Chapter 1: | Eliot and Shelley: Influence, Renunciation, and Accommodation |
(Woolf, Letters, 233) Although brought up in a Unitarian household, Eliot had gradually moved away from the belief of his parents as his education introduced him to a wider spectrum of thought, coming, by the time he was studying anthropology at Harvard, to see religion as a failed attempt to answer the questions and attendant anxieties of the modern age. With The Waste Land, he had set down in poetry a culture in decline at all levels, its people finding in the hollow words of old ritual no trace of personal release or purpose while the symbols of religious culture fall into decay—the empty chapel, the unregenerate dry bones, the Biblical wilderness waiting in vain for the restorative rains. It was the vision of a man in crisis, close to collapse as a result of the stifling routine of a bank clerk’s existence, and a marriage that had been unhappy almost from the start. Now, in two short ceremonies, the man who had created what many saw as the modern world’s most despairing vision was admitted to the fellowship that promised eternal rest for those who accepted it and threatened eternal damnation for those who did not adhere to its message.5
If there is a particular aspect of Eliot’s brand of Christianity that should be stressed at this point in his life, it is its indebtedness to strong concepts of sin, repentance, and judgement.
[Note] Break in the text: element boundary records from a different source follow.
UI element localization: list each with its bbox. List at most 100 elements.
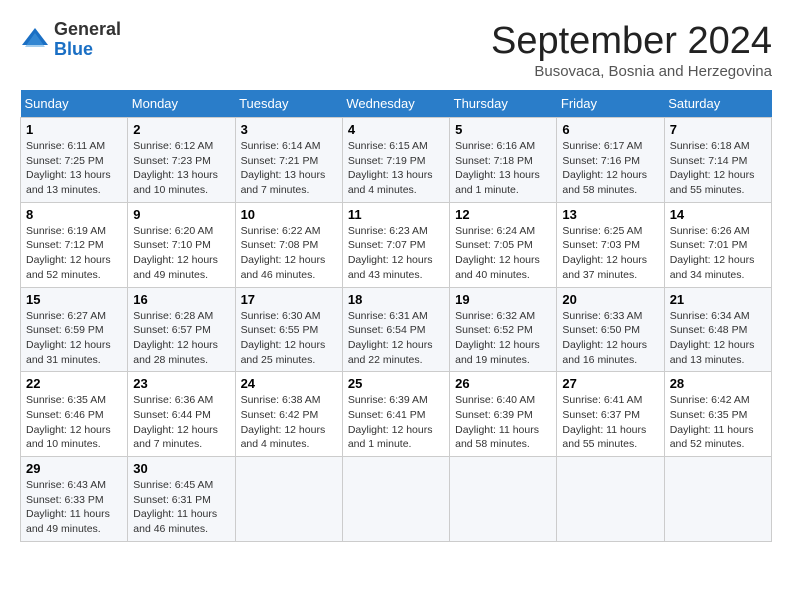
day-number: 21 [670,292,766,307]
calendar-cell: 19 Sunrise: 6:32 AMSunset: 6:52 PMDayligh… [450,287,557,372]
calendar-cell: 18 Sunrise: 6:31 AMSunset: 6:54 PMDayligh… [342,287,449,372]
day-number: 19 [455,292,551,307]
calendar-cell: 25Sunrise: 6:39 AMSunset: 6:41 PMDayligh… [342,372,449,457]
day-number: 23 [133,376,229,391]
logo-icon [20,25,50,55]
calendar-cell: 13 Sunrise: 6:25 AMSunset: 7:03 PMDayligh… [557,202,664,287]
day-number: 18 [348,292,444,307]
calendar-week-row: 29Sunrise: 6:43 AMSunset: 6:33 PMDayligh… [21,457,772,542]
day-info: Sunrise: 6:27 AMSunset: 6:59 PMDaylight:… [26,309,122,368]
day-number: 26 [455,376,551,391]
calendar-week-row: 8 Sunrise: 6:19 AMSunset: 7:12 PMDaylight… [21,202,772,287]
day-info: Sunrise: 6:25 AMSunset: 7:03 PMDaylight:… [562,224,658,283]
day-number: 12 [455,207,551,222]
day-info: Sunrise: 6:28 AMSunset: 6:57 PMDaylight:… [133,309,229,368]
calendar-cell: 9Sunrise: 6:20 AMSunset: 7:10 PMDaylight… [128,202,235,287]
logo-text: General Blue [54,20,121,60]
day-info: Sunrise: 6:16 AMSunset: 7:18 PMDaylight:… [455,139,551,198]
calendar-cell: 24 Sunrise: 6:38 AMSunset: 6:42 PMDayligh… [235,372,342,457]
day-number: 27 [562,376,658,391]
day-info: Sunrise: 6:26 AMSunset: 7:01 PMDaylight:… [670,224,766,283]
calendar-cell: 15Sunrise: 6:27 AMSunset: 6:59 PMDayligh… [21,287,128,372]
logo: General Blue [20,20,121,60]
page-header: General Blue September 2024 Busovaca, Bo… [20,20,772,80]
day-number: 17 [241,292,337,307]
day-number: 1 [26,122,122,137]
day-info: Sunrise: 6:30 AMSunset: 6:55 PMDaylight:… [241,309,337,368]
day-info: Sunrise: 6:41 AMSunset: 6:37 PMDaylight:… [562,393,658,452]
day-number: 16 [133,292,229,307]
calendar-cell: 8 Sunrise: 6:19 AMSunset: 7:12 PMDaylight… [21,202,128,287]
day-info: Sunrise: 6:17 AMSunset: 7:16 PMDaylight:… [562,139,658,198]
calendar-cell: 12 Sunrise: 6:24 AMSunset: 7:05 PMDayligh… [450,202,557,287]
calendar-cell: 17 Sunrise: 6:30 AMSunset: 6:55 PMDayligh… [235,287,342,372]
day-info: Sunrise: 6:12 AMSunset: 7:23 PMDaylight:… [133,139,229,198]
calendar-table: SundayMondayTuesdayWednesdayThursdayFrid… [20,90,772,542]
calendar-cell: 4 Sunrise: 6:15 AMSunset: 7:19 PMDaylight… [342,118,449,203]
day-info: Sunrise: 6:39 AMSunset: 6:41 PMDaylight:… [348,393,444,452]
calendar-cell: 26 Sunrise: 6:40 AMSunset: 6:39 PMDayligh… [450,372,557,457]
day-info: Sunrise: 6:23 AMSunset: 7:07 PMDaylight:… [348,224,444,283]
calendar-cell: 22 Sunrise: 6:35 AMSunset: 6:46 PMDayligh… [21,372,128,457]
calendar-cell: 28Sunrise: 6:42 AMSunset: 6:35 PMDayligh… [664,372,771,457]
day-number: 22 [26,376,122,391]
calendar-cell: 5 Sunrise: 6:16 AMSunset: 7:18 PMDaylight… [450,118,557,203]
calendar-cell: 29Sunrise: 6:43 AMSunset: 6:33 PMDayligh… [21,457,128,542]
calendar-cell: 20Sunrise: 6:33 AMSunset: 6:50 PMDayligh… [557,287,664,372]
column-header-thursday: Thursday [450,90,557,118]
column-header-friday: Friday [557,90,664,118]
day-number: 8 [26,207,122,222]
calendar-cell [450,457,557,542]
day-number: 6 [562,122,658,137]
day-number: 11 [348,207,444,222]
calendar-cell: 11 Sunrise: 6:23 AMSunset: 7:07 PMDayligh… [342,202,449,287]
day-info: Sunrise: 6:45 AMSunset: 6:31 PMDaylight:… [133,478,229,537]
calendar-cell: 16 Sunrise: 6:28 AMSunset: 6:57 PMDayligh… [128,287,235,372]
calendar-cell: 2Sunrise: 6:12 AMSunset: 7:23 PMDaylight… [128,118,235,203]
column-header-monday: Monday [128,90,235,118]
calendar-cell: 21 Sunrise: 6:34 AMSunset: 6:48 PMDayligh… [664,287,771,372]
day-info: Sunrise: 6:14 AMSunset: 7:21 PMDaylight:… [241,139,337,198]
calendar-cell: 6 Sunrise: 6:17 AMSunset: 7:16 PMDaylight… [557,118,664,203]
calendar-week-row: 22 Sunrise: 6:35 AMSunset: 6:46 PMDayligh… [21,372,772,457]
day-info: Sunrise: 6:34 AMSunset: 6:48 PMDaylight:… [670,309,766,368]
day-number: 30 [133,461,229,476]
calendar-week-row: 1Sunrise: 6:11 AMSunset: 7:25 PMDaylight… [21,118,772,203]
calendar-cell: 7 Sunrise: 6:18 AMSunset: 7:14 PMDaylight… [664,118,771,203]
day-number: 29 [26,461,122,476]
day-number: 4 [348,122,444,137]
day-info: Sunrise: 6:35 AMSunset: 6:46 PMDaylight:… [26,393,122,452]
day-info: Sunrise: 6:19 AMSunset: 7:12 PMDaylight:… [26,224,122,283]
day-number: 28 [670,376,766,391]
month-title: September 2024 [491,20,772,63]
column-header-sunday: Sunday [21,90,128,118]
day-info: Sunrise: 6:38 AMSunset: 6:42 PMDaylight:… [241,393,337,452]
day-info: Sunrise: 6:24 AMSunset: 7:05 PMDaylight:… [455,224,551,283]
calendar-header-row: SundayMondayTuesdayWednesdayThursdayFrid… [21,90,772,118]
title-block: September 2024 Busovaca, Bosnia and Herz… [491,20,772,80]
column-header-tuesday: Tuesday [235,90,342,118]
calendar-week-row: 15Sunrise: 6:27 AMSunset: 6:59 PMDayligh… [21,287,772,372]
day-number: 5 [455,122,551,137]
day-info: Sunrise: 6:32 AMSunset: 6:52 PMDaylight:… [455,309,551,368]
day-number: 3 [241,122,337,137]
day-number: 7 [670,122,766,137]
day-info: Sunrise: 6:36 AMSunset: 6:44 PMDaylight:… [133,393,229,452]
location-subtitle: Busovaca, Bosnia and Herzegovina [491,63,772,80]
day-info: Sunrise: 6:33 AMSunset: 6:50 PMDaylight:… [562,309,658,368]
day-number: 24 [241,376,337,391]
day-number: 14 [670,207,766,222]
calendar-cell [235,457,342,542]
calendar-cell [342,457,449,542]
day-number: 9 [133,207,229,222]
column-header-wednesday: Wednesday [342,90,449,118]
day-info: Sunrise: 6:40 AMSunset: 6:39 PMDaylight:… [455,393,551,452]
calendar-cell: 27 Sunrise: 6:41 AMSunset: 6:37 PMDayligh… [557,372,664,457]
calendar-cell: 10Sunrise: 6:22 AMSunset: 7:08 PMDayligh… [235,202,342,287]
calendar-cell [664,457,771,542]
day-info: Sunrise: 6:15 AMSunset: 7:19 PMDaylight:… [348,139,444,198]
day-info: Sunrise: 6:31 AMSunset: 6:54 PMDaylight:… [348,309,444,368]
day-number: 13 [562,207,658,222]
calendar-cell: 30 Sunrise: 6:45 AMSunset: 6:31 PMDayligh… [128,457,235,542]
day-info: Sunrise: 6:18 AMSunset: 7:14 PMDaylight:… [670,139,766,198]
Writing to William Force Stead after Easter 1928 and reflecting on the route he felt his faith required at its early stage, he expressed his conviction that “nothing could be too ascetic, too violent, for my own needs.” (Cited in Schuchard, Ange, 157) In its first manifestation, Eliot’s Christian faith was concerned with the repudiation of sin and the attachments that had made sin possible. To move forward in faith meant acknowledging that one’s life had, up to that point, been one of error, of wrong decisions, and acts committed for the wrong motives. The language of his late work, Four Quartets, is suffused with the sense that the religious experience necessitates acknowledgement of past transgressions before spiritual progress is possible. In ‘East Coker’, he writes that every moment may be “a new and shocking / Valuation of all we have been”, and this need to see the folly of past actions en route to forgiveness is given voice by the “compound ghost” met in ‘Little Gidding’, who will be examined in greater detail later in this study.